Google Cloud Professional Data Engineer — Question 227
Your organization's data assets are stored in BigQuery, Pub/Sub, and a PostgreSQL instance running on Compute Engine. Because there are multiple domains and diverse teams using the data, teams in your organization are unable to discover existing data assets. You need to design a solution to improve data discoverability while keeping development and configuration efforts to a minimum. What should you do?
Answer options
- A. Use Data Catalog to automatically catalog BigQuery datasets. Use Data Catalog APIs to manually catalog Pub/Sub topics and PostgreSQL tables.
- B. Use Data Catalog to automatically catalog BigQuery datasets and Pub/Sub topics. Use Data Catalog APIs to manually catalog PostgreSQL tables.
- C. Use Data Catalog to automatically catalog BigQuery datasets and Pub/Sub topics. Use custom connectors to manually catalog PostgreSQL tables.

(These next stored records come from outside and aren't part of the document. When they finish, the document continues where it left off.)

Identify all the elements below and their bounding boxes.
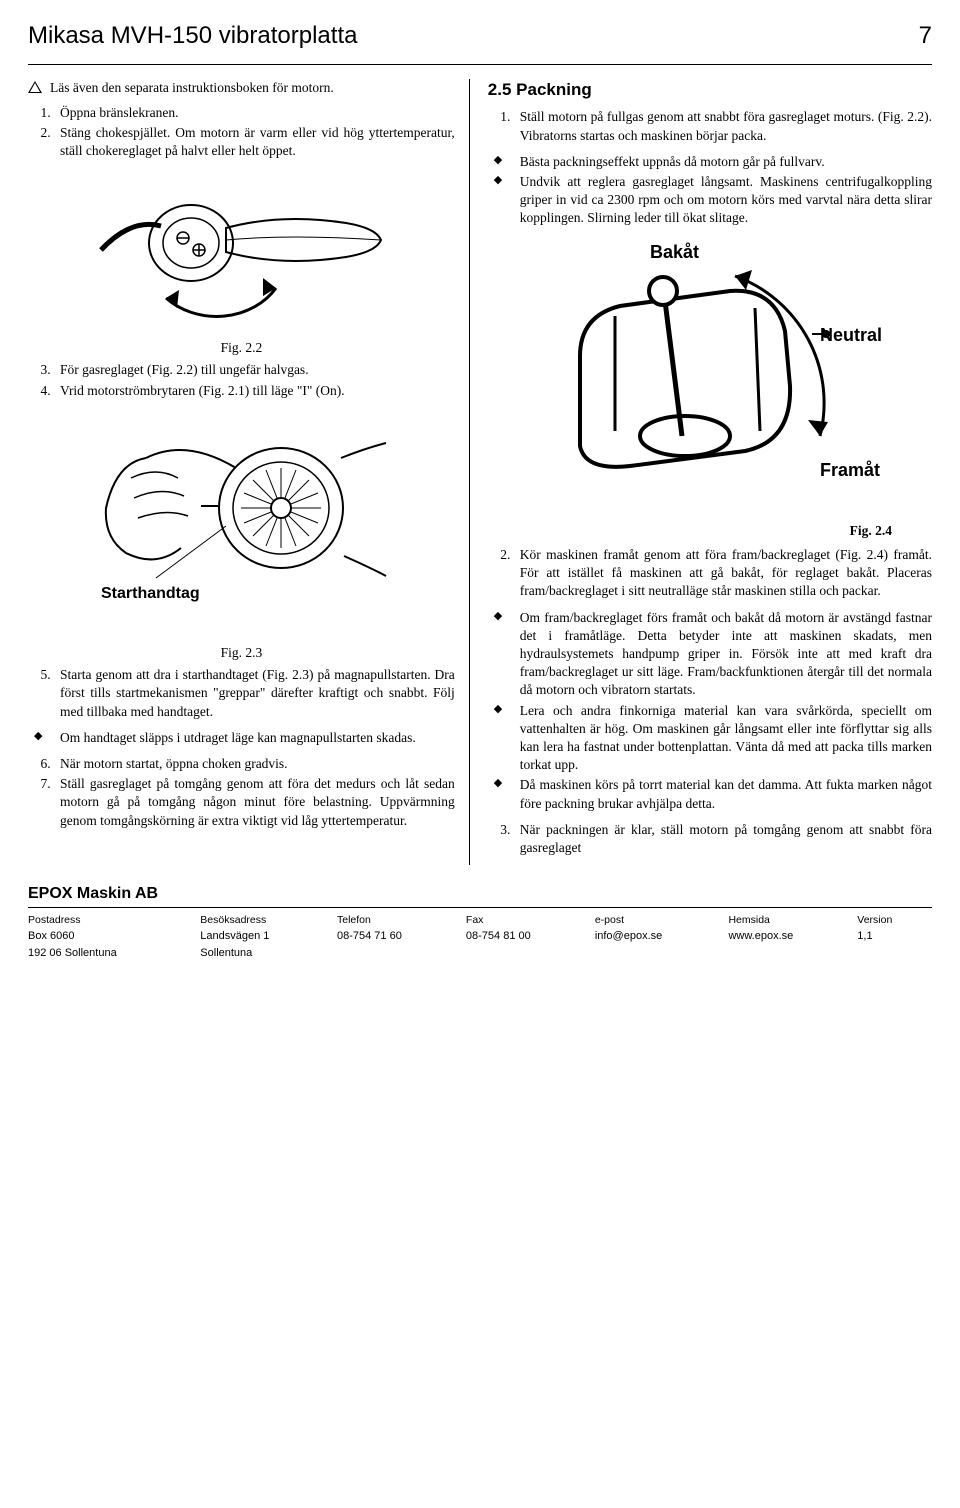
footer-row-2: 192 06 Sollentuna Sollentuna [28, 945, 932, 962]
label-bakat: Bakåt [650, 242, 699, 262]
page-number: 7 [919, 20, 932, 52]
steps-1-2: Öppna bränslekranen. Stäng chokespjället… [28, 104, 455, 161]
caution-icon [28, 81, 42, 93]
footer-labels-row: Postadress Besöksadress Telefon Fax e-po… [28, 912, 932, 928]
packning-bullets-a: Bästa packningseffekt uppnås då motorn g… [488, 153, 932, 228]
step-1: Öppna bränslekranen. [54, 104, 455, 122]
lbl-besok: Besöksadress [200, 912, 337, 928]
lbl-hemsida: Hemsida [728, 912, 857, 928]
caution-block: Läs även den separata instruktionsboken … [28, 79, 455, 97]
steps-6-7: När motorn startat, öppna choken gradvis… [28, 755, 455, 830]
packning-bullets-b: Om fram/backreglaget förs framåt och bak… [488, 609, 932, 813]
figure-2-2 [28, 168, 455, 333]
packning-step-1: Ställ motorn på fullgas genom att snabbt… [488, 108, 932, 144]
label-framat: Framåt [820, 460, 880, 480]
bullet-fullvarv: Bästa packningseffekt uppnås då motorn g… [514, 153, 932, 171]
step-5-bullet: Om handtaget släpps i utdraget läge kan … [28, 729, 455, 747]
lbl-postadress: Postadress [28, 912, 200, 928]
step-6: När motorn startat, öppna choken gradvis… [54, 755, 455, 773]
packning-step-3: När packningen är klar, ställ motorn på … [488, 821, 932, 857]
bullet-2300rpm: Undvik att reglera gasreglaget långsamt.… [514, 173, 932, 228]
page-header: Mikasa MVH-150 vibratorplatta 7 [28, 20, 932, 52]
val-besok2: Sollentuna [200, 945, 337, 962]
val-hemsida: www.epox.se [728, 928, 857, 945]
step-3: För gasreglaget (Fig. 2.2) till ungefär … [54, 361, 455, 379]
footer-rule [28, 907, 932, 908]
step-4: Vrid motorströmbrytaren (Fig. 2.1) till … [54, 382, 455, 400]
page-footer: EPOX Maskin AB Postadress Besöksadress T… [28, 883, 932, 961]
fig-2-2-caption: Fig. 2.2 [28, 339, 455, 357]
bullet-damm: Då maskinen körs på torrt material kan d… [514, 776, 932, 812]
packning-2: Kör maskinen framåt genom att föra fram/… [514, 546, 932, 601]
right-column: 2.5 Packning Ställ motorn på fullgas gen… [470, 79, 932, 865]
val-telefon: 08-754 71 60 [337, 928, 466, 945]
bullet-lera: Lera och andra finkorniga material kan v… [514, 702, 932, 775]
figure-2-4: Bakåt Neutral Framåt [488, 236, 932, 516]
step-5: Starta genom att dra i starthandtaget (F… [28, 666, 455, 721]
bullet-hydraul: Om fram/backreglaget förs framåt och bak… [514, 609, 932, 700]
footer-row-1: Box 6060 Landsvägen 1 08-754 71 60 08-75… [28, 928, 932, 945]
header-rule [28, 64, 932, 65]
left-column: Läs även den separata instruktionsboken … [28, 79, 470, 865]
caution-text: Läs även den separata instruktionsboken … [50, 79, 334, 97]
val-version: 1,1 [857, 928, 932, 945]
fig-2-3-caption: Fig. 2.3 [28, 644, 455, 662]
doc-title: Mikasa MVH-150 vibratorplatta [28, 20, 357, 52]
footer-table: Postadress Besöksadress Telefon Fax e-po… [28, 912, 932, 962]
lbl-telefon: Telefon [337, 912, 466, 928]
fig23-label: Starthandtag [101, 585, 200, 602]
val-epost: info@epox.se [595, 928, 729, 945]
val-fax: 08-754 81 00 [466, 928, 595, 945]
val-postadress2: 192 06 Sollentuna [28, 945, 200, 962]
lbl-epost: e-post [595, 912, 729, 928]
lbl-version: Version [857, 912, 932, 928]
val-besok: Landsvägen 1 [200, 928, 337, 945]
step-5-text: Starta genom att dra i starthandtaget (F… [54, 666, 455, 721]
bullet-magnapull: Om handtaget släpps i utdraget läge kan … [54, 729, 455, 747]
fig-2-4-caption: Fig. 2.4 [488, 522, 932, 540]
packning-3: När packningen är klar, ställ motorn på … [514, 821, 932, 857]
val-postadress: Box 6060 [28, 928, 200, 945]
figure-2-3: Starthandtag [28, 408, 455, 638]
lbl-fax: Fax [466, 912, 595, 928]
footer-company: EPOX Maskin AB [28, 883, 932, 905]
packning-step-2: Kör maskinen framåt genom att föra fram/… [488, 546, 932, 601]
step-2: Stäng chokespjället. Om motorn är varm e… [54, 124, 455, 160]
packning-1: Ställ motorn på fullgas genom att snabbt… [514, 108, 932, 144]
steps-3-4: För gasreglaget (Fig. 2.2) till ungefär … [28, 361, 455, 399]
step-7: Ställ gasreglaget på tomgång genom att f… [54, 775, 455, 830]
section-2-5-head: 2.5 Packning [488, 79, 932, 102]
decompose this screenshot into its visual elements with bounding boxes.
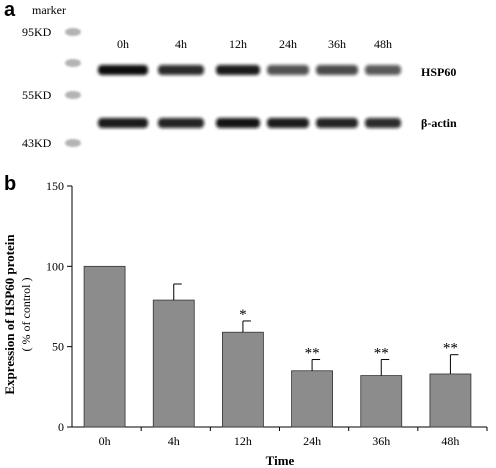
marker-band [65,139,81,147]
blot-band-hsp60-0h [98,65,148,75]
marker-label-43kd: 43KD [22,136,52,150]
significance-24h: ** [305,346,320,362]
x-tick-label-36h: 36h [372,434,390,448]
blot-band-beta-actin-12h [216,118,260,128]
significance-36h: ** [374,346,389,362]
x-tick-label-4h: 4h [168,434,180,448]
blot-band-beta-actin-4h [158,118,204,128]
y-axis-sublabel: ( % of control ) [19,278,33,352]
x-tick-label-0h: 0h [99,434,111,448]
blot-band-beta-actin-36h [316,118,358,128]
x-axis-label: Time [266,453,295,468]
y-tick-label: 150 [46,179,64,193]
lane-label-36h: 36h [328,37,346,51]
x-tick-label-24h: 24h [303,434,321,448]
marker-label-55kd: 55KD [22,88,52,102]
blot-band-hsp60-12h [216,65,260,75]
bar-24h [291,370,333,428]
blot-band-hsp60-48h [365,65,401,75]
bar-12h [222,331,264,428]
lane-label-24h: 24h [279,37,297,51]
bar-48h [429,373,472,428]
panel-b-letter: b [4,173,17,195]
lane-label-48h: 48h [374,37,392,51]
bar-chart: 0 50 100 150 0h 4h * 12h ** 24h ** 36h ** 48h Time Expr… [2,179,488,468]
bar-36h [360,375,403,428]
bar-0h [83,265,126,428]
marker-band [65,59,81,67]
blot-band-hsp60-36h [316,65,358,75]
y-tick-label: 50 [52,340,64,354]
lane-label-4h: 4h [175,37,187,51]
western-blot-panel: marker 95KD 55KD 43KD 0h 4h 12h 24h 36h … [0,0,496,170]
y-tick-label: 0 [58,420,64,434]
marker-band [65,91,81,99]
blot-band-beta-actin-0h [98,118,148,128]
y-tick-label: 100 [46,259,64,273]
x-tick-label-48h: 48h [441,434,459,448]
x-tick-label-12h: 12h [234,434,252,448]
y-axis-label: Expression of HSP60 protein [2,234,17,395]
marker-label-95kd: 95KD [22,25,52,39]
bar-4h [152,299,195,428]
blot-band-beta-actin-48h [365,118,401,128]
lane-label-0h: 0h [117,37,129,51]
western-blot-image [65,28,401,147]
band-label-beta-actin: β-actin [421,116,457,130]
band-label-hsp60: HSP60 [421,65,457,79]
lane-label-12h: 12h [229,37,247,51]
marker-band [65,28,81,36]
panel-a-letter: a [4,0,16,21]
blot-band-beta-actin-24h [267,118,309,128]
marker-title: marker [32,3,66,17]
significance-48h: ** [443,341,458,357]
blot-band-hsp60-4h [158,65,204,75]
significance-12h: * [239,307,247,323]
blot-band-hsp60-24h [267,65,309,75]
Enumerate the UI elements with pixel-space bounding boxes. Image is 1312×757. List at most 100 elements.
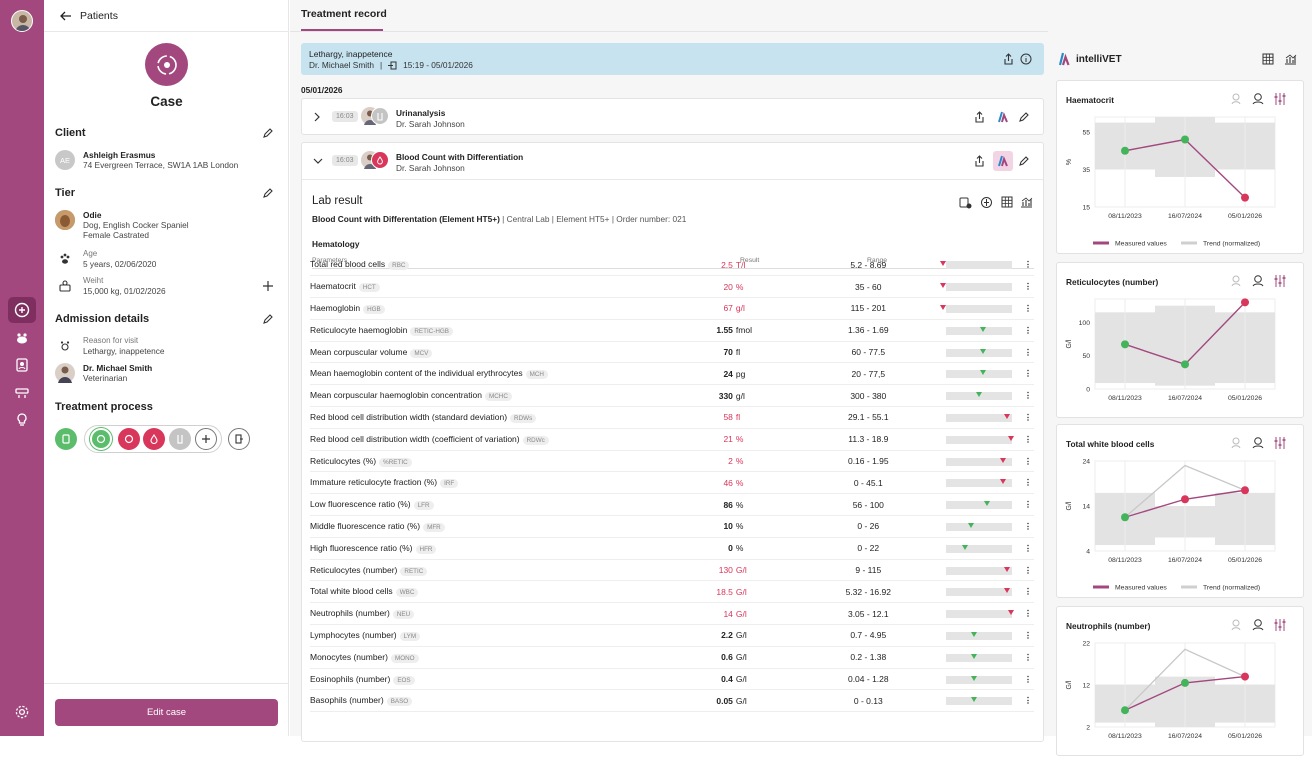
lab-row[interactable]: Neutrophils (number) NEU 14 G/l 3.05 - 12.1 ⋮	[310, 602, 1034, 626]
step-admission-icon[interactable]	[55, 428, 77, 450]
compare-icon[interactable]	[1229, 274, 1243, 288]
lab-row[interactable]: Immature reticulocyte fraction (%) IRF 46%…	[310, 471, 1034, 495]
record-item-urinanalysis[interactable]: 16:03 Urinanalysis Dr. Sarah Johnson	[301, 98, 1044, 135]
trend-settings-icon[interactable]	[1273, 274, 1287, 288]
trend-settings-icon[interactable]	[1273, 436, 1287, 450]
step-discharge-icon[interactable]	[228, 428, 250, 450]
pet-paw-icon[interactable]	[1251, 274, 1265, 288]
back-to-patients[interactable]: Patients	[44, 0, 288, 32]
more-menu-icon[interactable]: ⋮	[1021, 580, 1034, 604]
add-weight-plus-icon[interactable]	[262, 280, 274, 292]
intellivet-active-icon[interactable]	[993, 151, 1013, 171]
more-menu-icon[interactable]: ⋮	[1021, 471, 1034, 495]
lab-row[interactable]: Middle fluorescence ratio (%) MFR 10% 0 - 2…	[310, 515, 1034, 538]
more-menu-icon[interactable]: ⋮	[1021, 319, 1034, 342]
step-exam-icon[interactable]	[118, 428, 140, 450]
more-menu-icon[interactable]: ⋮	[1021, 254, 1034, 277]
range-value: 60 - 77.5	[798, 341, 938, 364]
lab-row[interactable]: Red blood cell distribution width (stand…	[310, 406, 1034, 429]
pet-paw-icon[interactable]	[1251, 436, 1265, 450]
chart-view-icon[interactable]	[1284, 53, 1297, 65]
edit-admission-pencil-icon[interactable]	[262, 313, 274, 325]
add-comment-icon[interactable]	[959, 196, 972, 209]
lab-row[interactable]: Monocytes (number) MONO 0.6 G/l 0.2 - 1.38 ⋮	[310, 646, 1034, 669]
trend-settings-icon[interactable]	[1273, 618, 1287, 632]
more-menu-icon[interactable]: ⋮	[1021, 493, 1034, 517]
nav-contacts-icon[interactable]	[8, 352, 36, 378]
step-exam-done-icon[interactable]	[90, 428, 112, 450]
lab-table: Total red blood cells RBC 2.5 T/l 5.2 - 8.69…	[310, 254, 1034, 713]
item-header[interactable]: 16:03 Blood Count with Differentiation D…	[302, 143, 1043, 180]
more-menu-icon[interactable]: ⋮	[1021, 362, 1034, 386]
more-menu-icon[interactable]: ⋮	[1021, 537, 1034, 560]
tree-view-icon[interactable]	[980, 196, 993, 209]
pet-paw-icon[interactable]	[1251, 618, 1265, 632]
param-abbr: %RETIC	[379, 457, 412, 467]
more-menu-icon[interactable]: ⋮	[1021, 406, 1034, 429]
lab-row[interactable]: Haematocrit HCT 20% 35 - 60 ⋮	[310, 275, 1034, 299]
lab-row[interactable]: Lymphocytes (number) LYM 2.2 G/l 0.7 - 4.95 ⋮	[310, 624, 1034, 647]
more-menu-icon[interactable]: ⋮	[1021, 384, 1034, 408]
trend-settings-icon[interactable]	[1273, 92, 1287, 106]
edit-tier-pencil-icon[interactable]	[262, 187, 274, 199]
step-urine-icon[interactable]	[169, 428, 191, 450]
process-steps	[55, 425, 255, 454]
lab-row[interactable]: Low fluorescence ratio (%) LFR 86% 56 - 100…	[310, 493, 1034, 517]
lab-row[interactable]: Mean haemoglobin content of the individu…	[310, 362, 1034, 386]
more-menu-icon[interactable]: ⋮	[1021, 646, 1034, 669]
lab-row[interactable]: Total white blood cells WBC 18.5 G/l 5.32 - …	[310, 580, 1034, 604]
more-menu-icon[interactable]: ⋮	[1021, 689, 1034, 713]
more-menu-icon[interactable]: ⋮	[1021, 624, 1034, 647]
range-indicator	[937, 624, 1022, 647]
compare-icon[interactable]	[1229, 92, 1243, 106]
lab-row[interactable]: Mean corpuscular volume MCV 70 fl 60 - 77.5 ⋮	[310, 341, 1034, 364]
table-view-icon[interactable]	[1001, 196, 1013, 208]
settings-icon[interactable]	[8, 699, 36, 725]
more-menu-icon[interactable]: ⋮	[1021, 515, 1034, 538]
more-menu-icon[interactable]: ⋮	[1021, 275, 1034, 299]
chevron-down-icon[interactable]	[313, 157, 323, 165]
edit-client-pencil-icon[interactable]	[262, 127, 274, 139]
more-menu-icon[interactable]: ⋮	[1021, 450, 1034, 473]
lab-row[interactable]: Basophils (number) BASO 0.05 G/l 0 - 0.13 ⋮	[310, 689, 1034, 713]
nav-devices-icon[interactable]	[8, 380, 36, 406]
more-menu-icon[interactable]: ⋮	[1021, 428, 1034, 451]
lab-row[interactable]: Haemoglobin HGB 67 g/l 115 - 201 ⋮	[310, 297, 1034, 320]
more-menu-icon[interactable]: ⋮	[1021, 297, 1034, 320]
compare-icon[interactable]	[1229, 618, 1243, 632]
step-lab-drop-icon[interactable]	[143, 428, 165, 450]
more-menu-icon[interactable]: ⋮	[1021, 602, 1034, 626]
visit-banner[interactable]: Lethargy, inappetence Dr. Michael Smith …	[301, 43, 1044, 75]
edit-pencil-icon[interactable]	[1018, 111, 1030, 123]
table-view-icon[interactable]	[1262, 53, 1274, 65]
share-icon[interactable]	[1003, 53, 1014, 65]
compare-icon[interactable]	[1229, 436, 1243, 450]
lab-row[interactable]: High fluorescence ratio (%) HFR 0% 0 - 22 ⋮	[310, 537, 1034, 560]
share-icon[interactable]	[974, 111, 985, 123]
add-step-plus-icon[interactable]	[195, 428, 217, 450]
lab-row[interactable]: Reticulocytes (%) %RETIC 2% 0.16 - 1.95 ⋮	[310, 450, 1034, 473]
share-icon[interactable]	[974, 155, 985, 167]
lab-row[interactable]: Eosinophils (number) EOS 0.4 G/l 0.04 - 1.28…	[310, 668, 1034, 691]
data-point	[1241, 298, 1249, 307]
edit-case-button[interactable]: Edit case	[55, 699, 278, 726]
tab-treatment-record[interactable]: Treatment record	[301, 8, 387, 20]
nav-ideas-icon[interactable]	[8, 407, 36, 433]
user-avatar[interactable]	[11, 10, 33, 32]
lab-row[interactable]: Reticulocyte haemoglobin RETIC-HGB 1.55 fmo…	[310, 319, 1034, 342]
chart-view-icon[interactable]	[1020, 196, 1033, 208]
more-menu-icon[interactable]: ⋮	[1021, 559, 1034, 582]
lab-row[interactable]: Reticulocytes (number) RETIC 130 G/l 9 - 115…	[310, 559, 1034, 582]
nav-treatment-icon[interactable]	[8, 297, 36, 323]
nav-pets-icon[interactable]	[8, 325, 36, 351]
pet-paw-icon[interactable]	[1251, 92, 1265, 106]
more-menu-icon[interactable]: ⋮	[1021, 341, 1034, 364]
chevron-right-icon[interactable]	[313, 112, 321, 122]
lab-row[interactable]: Red blood cell distribution width (coeff…	[310, 428, 1034, 451]
info-icon[interactable]	[1020, 53, 1032, 65]
intellivet-icon[interactable]	[997, 111, 1009, 123]
lab-row[interactable]: Total red blood cells RBC 2.5 T/l 5.2 - 8.69…	[310, 254, 1034, 277]
lab-row[interactable]: Mean corpuscular haemoglobin concentrati…	[310, 384, 1034, 408]
more-menu-icon[interactable]: ⋮	[1021, 668, 1034, 691]
edit-pencil-icon[interactable]	[1018, 155, 1030, 167]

- D. Use customer connectors to manually catalog BigQuery datasets, Pub/Sub topics, and PostgreSQL tables.
Correct answer: B
Explanation
The correct option B is optimal because it allows for automatic cataloging of BigQuery datasets and Pub/Sub topics, streamlining the process while still enabling manual cataloging of PostgreSQL tables using Data Catalog APIs. Options A and C do not fully leverage the automatic capabilities of Data Catalog for both BigQuery and Pub/Sub, and option D would require more manual effort across all three data types, which contradicts the goal of minimizing development efforts.